This is a short piece I found recently in one of my notebooks about a school friend (let's call him J) and a particularly frustrating teenage attempt at seduction.
It was summer. We walked to my house one afternoon although I not sure from where. J and I were not best friends but our orbit at school had some overlap, both of us in the performing arts clique although he was more technical than me. The lead up to that day was a brief period of experimental friendship, hanging out together a few times, I think both of us surprised by it. One night I stayed over as his house, sleeping on a matress on the floor beside his bed. We talked a lot about sex and I outed myself as bisexual (which, at fifteen, I think I believed at the time). He didn't quite shy away. Perhaps slightly intrigued. One image of him that night: climing out from under the covers, moving across his bed on all fours in his underwear to reach for something on a shelf. I remember his tan on what seemed a perfectly taught skin; I remember the briefs were grey and how they stretched over his arse and I remember being sntranced by the surprizing size of the bulge in the front.

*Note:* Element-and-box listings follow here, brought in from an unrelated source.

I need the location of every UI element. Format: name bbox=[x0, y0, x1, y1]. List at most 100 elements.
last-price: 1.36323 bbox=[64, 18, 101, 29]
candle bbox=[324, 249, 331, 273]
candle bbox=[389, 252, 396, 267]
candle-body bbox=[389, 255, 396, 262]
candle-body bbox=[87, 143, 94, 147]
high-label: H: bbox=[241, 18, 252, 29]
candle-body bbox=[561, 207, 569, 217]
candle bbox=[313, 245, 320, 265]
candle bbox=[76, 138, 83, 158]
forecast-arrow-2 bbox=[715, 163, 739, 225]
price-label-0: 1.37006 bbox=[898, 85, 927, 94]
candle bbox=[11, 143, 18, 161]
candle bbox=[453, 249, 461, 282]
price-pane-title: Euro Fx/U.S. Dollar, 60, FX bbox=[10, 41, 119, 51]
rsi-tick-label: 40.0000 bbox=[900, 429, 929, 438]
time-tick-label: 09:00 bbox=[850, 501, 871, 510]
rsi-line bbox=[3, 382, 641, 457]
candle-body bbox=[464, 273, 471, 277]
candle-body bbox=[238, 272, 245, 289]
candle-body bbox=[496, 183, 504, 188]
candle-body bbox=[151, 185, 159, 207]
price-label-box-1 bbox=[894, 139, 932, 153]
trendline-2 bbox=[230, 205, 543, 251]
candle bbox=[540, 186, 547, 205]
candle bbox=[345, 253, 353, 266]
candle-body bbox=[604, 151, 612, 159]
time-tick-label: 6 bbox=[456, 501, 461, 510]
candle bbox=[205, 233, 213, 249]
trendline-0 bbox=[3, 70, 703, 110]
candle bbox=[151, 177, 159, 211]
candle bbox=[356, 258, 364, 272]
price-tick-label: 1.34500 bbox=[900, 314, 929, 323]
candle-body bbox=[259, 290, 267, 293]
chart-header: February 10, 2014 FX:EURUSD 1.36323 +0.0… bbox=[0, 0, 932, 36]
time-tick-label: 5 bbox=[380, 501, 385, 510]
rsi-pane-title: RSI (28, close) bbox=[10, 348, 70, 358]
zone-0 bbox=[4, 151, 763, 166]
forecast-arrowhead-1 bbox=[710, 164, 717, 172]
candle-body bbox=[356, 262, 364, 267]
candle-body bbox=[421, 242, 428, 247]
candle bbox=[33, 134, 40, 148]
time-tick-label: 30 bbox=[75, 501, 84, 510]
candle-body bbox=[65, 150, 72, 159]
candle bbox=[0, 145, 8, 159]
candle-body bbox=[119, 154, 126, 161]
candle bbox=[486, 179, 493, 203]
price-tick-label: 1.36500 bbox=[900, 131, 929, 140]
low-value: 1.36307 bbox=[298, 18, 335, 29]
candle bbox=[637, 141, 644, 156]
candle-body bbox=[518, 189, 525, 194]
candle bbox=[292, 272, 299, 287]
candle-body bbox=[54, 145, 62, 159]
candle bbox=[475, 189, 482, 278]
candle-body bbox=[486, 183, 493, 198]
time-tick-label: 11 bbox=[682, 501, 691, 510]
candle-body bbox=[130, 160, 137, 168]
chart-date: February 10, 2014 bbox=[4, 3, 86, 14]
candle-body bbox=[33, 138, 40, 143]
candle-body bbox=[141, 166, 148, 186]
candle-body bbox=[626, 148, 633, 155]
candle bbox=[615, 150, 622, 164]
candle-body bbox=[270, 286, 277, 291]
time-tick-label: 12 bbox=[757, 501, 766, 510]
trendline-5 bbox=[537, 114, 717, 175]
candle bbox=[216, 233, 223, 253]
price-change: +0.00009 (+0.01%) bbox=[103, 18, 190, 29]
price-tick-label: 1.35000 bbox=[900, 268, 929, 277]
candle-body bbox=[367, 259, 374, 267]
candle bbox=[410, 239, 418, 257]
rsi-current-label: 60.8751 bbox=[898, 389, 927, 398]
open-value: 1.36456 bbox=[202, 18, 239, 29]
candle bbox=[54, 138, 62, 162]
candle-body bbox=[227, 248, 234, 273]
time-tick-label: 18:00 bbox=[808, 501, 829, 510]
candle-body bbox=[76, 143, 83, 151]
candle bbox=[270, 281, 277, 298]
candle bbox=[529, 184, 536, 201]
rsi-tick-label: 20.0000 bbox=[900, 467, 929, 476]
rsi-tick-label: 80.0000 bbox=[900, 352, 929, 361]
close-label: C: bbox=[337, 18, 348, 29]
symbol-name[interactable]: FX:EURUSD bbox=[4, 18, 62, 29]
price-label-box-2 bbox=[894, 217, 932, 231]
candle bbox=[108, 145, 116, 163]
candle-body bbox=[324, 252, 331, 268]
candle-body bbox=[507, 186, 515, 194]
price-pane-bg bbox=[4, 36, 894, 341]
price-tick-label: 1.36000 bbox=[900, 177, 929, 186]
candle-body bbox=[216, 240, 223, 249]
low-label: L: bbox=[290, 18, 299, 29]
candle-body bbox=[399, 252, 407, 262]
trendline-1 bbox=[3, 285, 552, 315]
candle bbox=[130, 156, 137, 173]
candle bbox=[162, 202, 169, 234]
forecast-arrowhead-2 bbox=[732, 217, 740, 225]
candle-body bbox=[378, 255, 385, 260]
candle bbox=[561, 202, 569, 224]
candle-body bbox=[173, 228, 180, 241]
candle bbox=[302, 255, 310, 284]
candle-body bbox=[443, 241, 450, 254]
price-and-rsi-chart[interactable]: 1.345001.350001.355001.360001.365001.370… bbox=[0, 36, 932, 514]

I must have been trying by that time because I remember him saying 'No!, I know what you really want" - and although I don't remember what the question was, it was only years later that I realised he though I wanted to fuck him. At the time I hadn't thought about it.
The day that we walked to my house together from somewhere unremembered it was warm and sunny. I was bolder and bolder. Contrast the upfront questions I asked of him, 'try it, try it, you'll never know until you try it,' with the naivite that took years to understand his basic responses. He said, he didn't want to but I kept going until I guess I was pestering him. He had large brown eyes which balanced nicely with large brown nipples. After some hours in my room - doing nothing in particular - he said, 'why don't you stop talking about it and just do it?' I had him lie on the bed, I knelt beside it and unbuttoned his jeans. I took out his cock and sucked it. More years had to pass before I realised he had been circumcised, and even then not because I remembered the fact but because somehow I finally became aware, long after we lost touch, that he was Jewish. As I think about his cock I get a sense of clean lines and vigorousness, a fresh smell and wiry pubic hair which stopped dead at its edges to leave hairless, light brown skin.

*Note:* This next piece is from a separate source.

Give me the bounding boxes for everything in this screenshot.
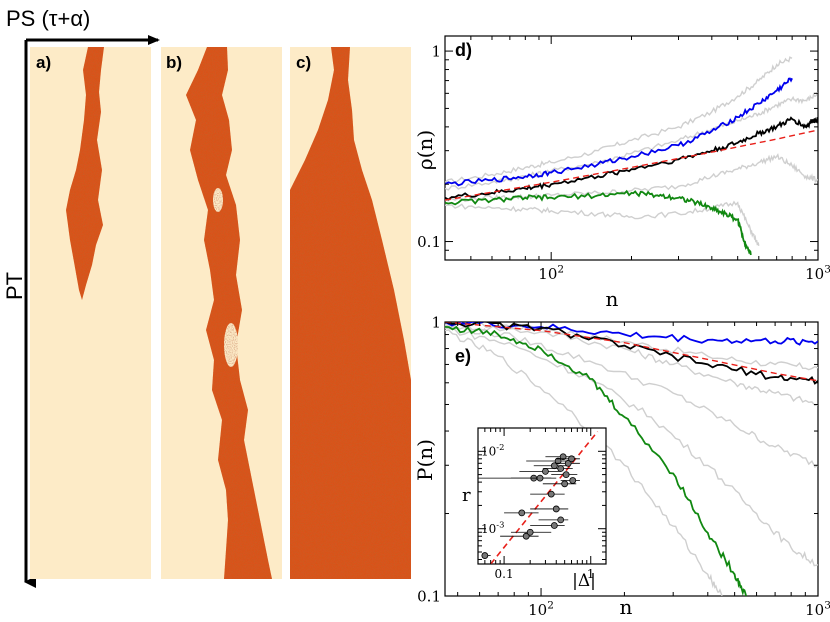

My cock never left my pants. I blew him for some time before he said he was nervous (my parents were downstairs), he said he wasn't even properly hard (which seemed less than the truth from where I was). He buttoned up after a few minutes of failed persuasion. He was kind about it, perhaps because of his role in making it finally happen. There is an utterly inexplicable fragment of memory attached to this event: a daisy with melting petals. We were civil afterwards but the experimental friendship ended there.

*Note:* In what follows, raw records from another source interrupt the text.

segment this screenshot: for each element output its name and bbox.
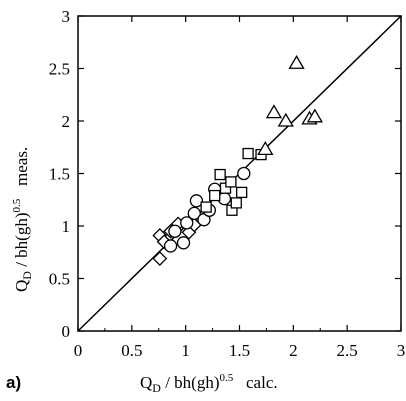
y-tick-label: 2 — [62, 112, 71, 131]
y-axis-label-normalization: / bh(gh) — [12, 213, 31, 272]
y-axis-label-quantity: Q — [12, 280, 31, 292]
square-marker — [225, 176, 237, 188]
triangle-marker — [288, 54, 305, 69]
square-marker — [200, 201, 212, 213]
axis-ticks: 0 0.5 1 1.5 2 2.5 3 0 0.5 1 1.5 2 2.5 3 — [49, 7, 406, 360]
x-axis-label-exponent: 0.5 — [220, 372, 234, 384]
y-tick-label: 0 — [62, 322, 71, 341]
y-tick-label: 2.5 — [49, 60, 70, 79]
triangle-marker — [265, 104, 283, 119]
x-axis-label-normalization: / bh(gh) — [161, 373, 220, 392]
y-axis-label-exponent: 0.5 — [11, 198, 23, 212]
triangle-marker — [306, 108, 323, 123]
y-tick-label: 1.5 — [49, 165, 70, 184]
panel-label: a) — [6, 373, 21, 392]
x-tick-label: 0.5 — [121, 341, 142, 360]
y-axis-label-suffix: meas. — [12, 147, 31, 199]
x-axis-label-subscript: D — [152, 381, 161, 395]
y-tick-label: 3 — [62, 7, 71, 26]
data-markers — [152, 54, 323, 266]
circle-marker — [237, 166, 251, 181]
circle-marker — [187, 206, 201, 221]
y-axis-label-subscript: D — [20, 271, 34, 280]
x-tick-label: 1.5 — [229, 341, 250, 360]
x-tick-label: 3 — [397, 341, 406, 360]
x-axis-label: QD / bh(gh)0.5 calc. — [140, 372, 278, 395]
y-tick-label: 1 — [62, 217, 71, 236]
x-axis-label-suffix: calc. — [233, 373, 277, 392]
x-tick-label: 2 — [289, 341, 298, 360]
circle-marker — [189, 194, 204, 208]
square-marker — [242, 147, 254, 160]
square-marker — [230, 197, 242, 209]
y-tick-label: 0.5 — [49, 270, 70, 289]
triangle-marker — [277, 112, 294, 127]
y-axis-label: QD / bh(gh)0.5 meas. — [11, 147, 34, 292]
circle-marker — [176, 236, 191, 250]
triangle-marker — [257, 141, 274, 156]
square-marker — [209, 189, 221, 202]
circle-marker — [168, 224, 182, 238]
circle-marker — [163, 239, 178, 253]
square-marker — [214, 168, 226, 181]
diamond-marker — [152, 251, 168, 266]
x-tick-label: 0 — [74, 341, 83, 360]
circle-marker — [180, 216, 194, 230]
square-marker — [236, 186, 248, 199]
x-tick-label: 2.5 — [337, 341, 358, 360]
x-tick-label: 1 — [181, 341, 190, 360]
x-axis-label-quantity: Q — [140, 373, 152, 392]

Three pieces of remembered dialogue:
"No! I know what you really want"
"Why don't you stop talking about it and just do it?"
"I can't even get it properly hard"
Later: I have a vague recollection of J going to America one summer to be a camp counsellor. There he met an older woman, the camp nurse, with whom he had he first proper affair and to whom he lost his virginity. As I write this I am doubting. It may have been a dream I had about him. It may be that it was true, that I heard the story and dreamed-in the details.